Armourers of the Royal Air Force attach rockets to a Bristol Beaufighter aircraft of 45 Squadron prior to its flying a strike operation on a communist terrorist target in the Malayan jungle. © IWM (DM 160)

A convoy of vehicles of the Malayan Armoured Corps, escorted by a pair of Daimler scout cars, move along a road through the jungle, circa 1951.

The Malayan Emergency, which lasted from 16 June 1948 to 31 July 1960, began when the Malayan Communist Party (MCP) unsuccessfully attempted to overthrow the government of Malaya. The MCP primarily drew support from the Chinese community, whereas the Malay community actively opposed it. Led by Chin Peng (1921-), the MCP appeared to have the initiative in the Emergency’s early years. However, its support base was eroded by the resettlement of half a million Chinese squatters under the Briggs Plan. From 1952 to 1954, Lieutenant General Gerald Templer (t. 1952-1954), as high commissioner and director of operations, galvanized the government resources into victory. His “hearts and minds” strategy integrated social issues, politics, and the economy into the counterinsurgency campaign against which MCP responses proved inadequate. Under increasing military pressure and denied material support, the MCP’s insurgency became increasingly untenable. By 1961, remnants of the MCP finally withdrew to the Thai border area.

The MCP had emerged from the Pacific War (1941-1945) with a committed guerrilla force of over 6,000 and a strong support base among rural squatters. Overwhelmingly Chinese in membership, the MCP had little appeal to Malays, who were fearful of a Chinese takeover.

The MCP gained support during the turmoil of the postwar period, with an economy troubled by shortages of goods, corruption, poor wages, and high prices.

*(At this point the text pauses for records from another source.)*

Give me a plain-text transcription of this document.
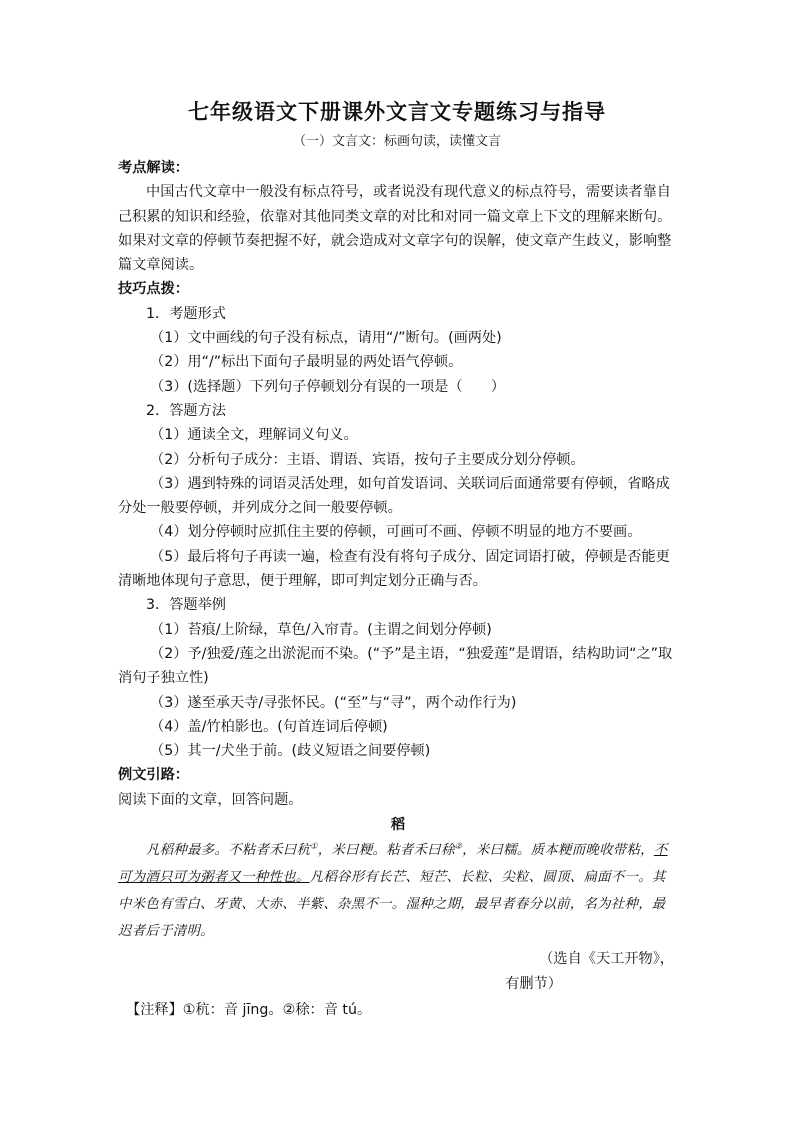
七年级语文下册课外文言文专题练习与指导
（一）文言文：标画句读，读懂文言

考点解读：

中国古代文章中一般没有标点符号，或者说没有现代意义的标点符号，需要读者靠自己积累的知识和经验，依靠对其他同类文章的对比和对同一篇文章上下文的理解来断句。如果对文章的停顿节奏把握不好，就会造成对文章字句的误解，使文章产生歧义，影响整篇文章阅读。

技巧点拨：

1．考题形式

（1）文中画线的句子没有标点，请用“/”断句。(画两处)

（2）用“/”标出下面句子最明显的两处语气停顿。

（3）(选择题）下列句子停顿划分有误的一项是（　　）

2．答题方法

（1）通读全文，理解词义句义。

（2）分析句子成分：主语、谓语、宾语，按句子主要成分划分停顿。

（3）遇到特殊的词语灵活处理，如句首发语词、关联词后面通常要有停顿，省略成分处一般要停顿，并列成分之间一般要停顿。

（4）划分停顿时应抓住主要的停顿，可画可不画、停顿不明显的地方不要画。

（5）最后将句子再读一遍，检查有没有将句子成分、固定词语打破，停顿是否能更清晰地体现句子意思，便于理解，即可判定划分正确与否。

3．答题举例

（1）苔痕/上阶绿，草色/入帘青。(主谓之间划分停顿)

（2）予/独爱/莲之出淤泥而不染。(“予”是主语，“独爱莲”是谓语，结构助词“之”取消句子独立性)

（3）遂至承天寺/寻张怀民。(“至”与“寻”，两个动作行为)

（4）盖/竹柏影也。(句首连词后停顿)

（5）其一/犬坐于前。(歧义短语之间要停顿)

例文引路：

阅读下面的文章，回答问题。

稻

凡稻种最多。不粘者禾曰秔①，米曰粳。粘者禾曰稌②，米曰糯。质本粳而晚收带粘，不可为酒只可为粥者又一种性也。凡稻谷形有长芒、短芒、长粒、尖粒、圆顶、扁面不一。其中米色有雪白、牙黄、大赤、半紫、杂黑不一。湿种之期，最早者春分以前，名为社种，最迟者后于清明。

（选自《天工开物》，

有删节）

【注释】①秔：音 jīng。②稌：音 tú。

Supporters included squatters in forest reserves who resisted, sometimes violently, British attempts to restrict their activities and many Chinese who felt alienated at the defeat of the Malayan Union proposals that had promised them easier citizenship. Under its moderate secretary-general, Loi Tek (Lai Tek), the MCP worked through mainly urban-based front organizations and industrial action, controlling the Pan-Malayan Federation of Trade Unions (PMFTU).

After Loi Tek was exposed as a Japanese and British agent in March 1947, leadership passed to Chin Peng, and the MCP adopted a more militant industrial strategy the following November. This change in policy coincided with increasing militancy outside Malaya, with the Soviet foreign minister Andrei Zhdanov declaring the world divided into two ideologically hostile camps. The government reacted with arrests and increasing control of trade union activity.

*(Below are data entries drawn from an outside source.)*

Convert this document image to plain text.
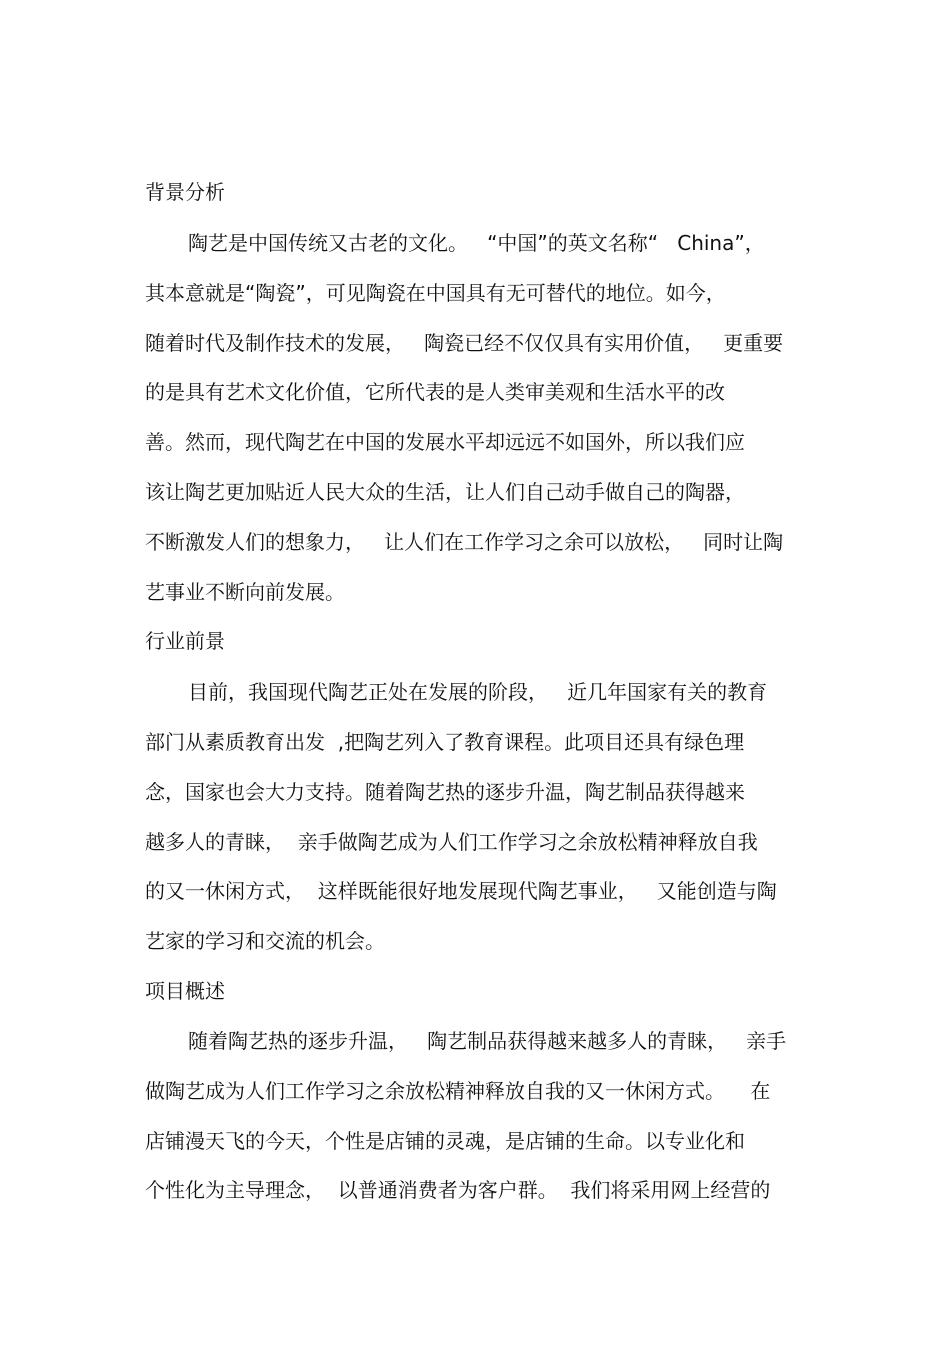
背景分析
陶艺是中国传统又古老的文化。   “中国”的英文名称“   China”，
其本意就是“陶瓷”，可见陶瓷在中国具有无可替代的地位。如今，
随着时代及制作技术的发展，   陶瓷已经不仅仅具有实用价值，   更重要
的是具有艺术文化价值，它所代表的是人类审美观和生活水平的改
善。然而，现代陶艺在中国的发展水平却远远不如国外，所以我们应
该让陶艺更加贴近人民大众的生活，让人们自己动手做自己的陶器，
不断激发人们的想象力，   让人们在工作学习之余可以放松，   同时让陶
艺事业不断向前发展。
行业前景
目前，我国现代陶艺正处在发展的阶段，   近几年国家有关的教育
部门从素质教育出发  ,把陶艺列入了教育课程。此项目还具有绿色理
念，国家也会大力支持。随着陶艺热的逐步升温，陶艺制品获得越来
越多人的青睐，  亲手做陶艺成为人们工作学习之余放松精神释放自我
的又一休闲方式，  这样既能很好地发展现代陶艺事业，   又能创造与陶
艺家的学习和交流的机会。
项目概述
随着陶艺热的逐步升温，   陶艺制品获得越来越多人的青睐，   亲手
做陶艺成为人们工作学习之余放松精神释放自我的又一休闲方式。    在
店铺漫天飞的今天，个性是店铺的灵魂，是店铺的生命。以专业化和
个性化为主导理念，  以普通消费者为客户群。  我们将采用网上经营的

Early in 1948, the MCP realized that armed struggle was inevitable. At the same time, the government’s intelligence network was downplaying the MCP threat. Nevertheless, in June, the government outlawed the PMFTU. Fearing further crackdowns, the MCP commenced preparations to decamp to the jungle. On 16 June 1948, armed elements of the MCP killed three European estate workers at Sungei Siput, Perak. Two days later, the government declared a state of emergency.

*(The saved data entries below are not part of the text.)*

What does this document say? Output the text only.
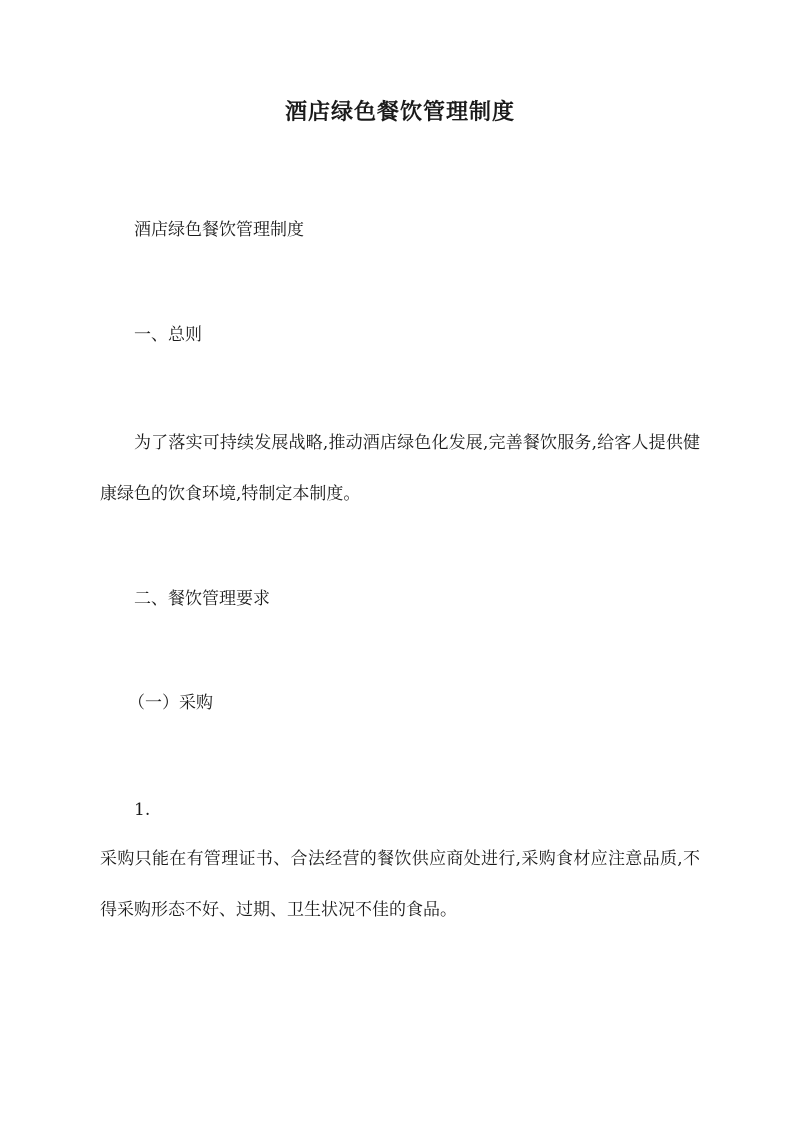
酒店绿色餐饮管理制度
酒店绿色餐饮管理制度
一、总则
为了落实可持续发展战略,推动酒店绿色化发展,完善餐饮服务,给客人提供健康绿色的饮食环境,特制定本制度。
二、餐饮管理要求
（一）采购
1.
采购只能在有管理证书、合法经营的餐饮供应商处进行,采购食材应注意品质,不得采购形态不好、过期、卫生状况不佳的食品。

The MCP was caught by surprise, and several senior members were arrested. Nevertheless, jungle camps were established within reach of the group’s support network, the Min Yuen (People’s Movement), among some half million Chinese squatters who provided recruits, food, supplies, and intelligence. They obtained arms and ammunition from hidden Pacific War caches or captured from the security forces and relied on couriers or the regular mail for communication. The MCP’s military arm, the Malayan People’s Anti-British Army (MPABA), which was renamed the Malayan Races Liberation Army (MRLA) in February 1949, rapidly gained prominence in western Malaya.

The MCP’s strategy was to establish “liberated areas” from which to capture towns and instigate a general revolt. During the ensuing campaign of economic disruption, MCP members slashed rubber trees and destroyed equipment, and they assassinated estate managers, police, and others. In 1948 and 1949, MPABA/MRLA incidents totaled 2,716, rising to 4,739 in 1950 (Short 1975: 507). Recruitment of new MRLA members more than offset the loss of 2,842 individuals from 1948 to 1950 (killed, captured, or surrendered) (Short 1975: 507), and MRLA strength rose from 5,000 in 1949 to 8,200 in 1951 (Coates 1992: 73, n. 46).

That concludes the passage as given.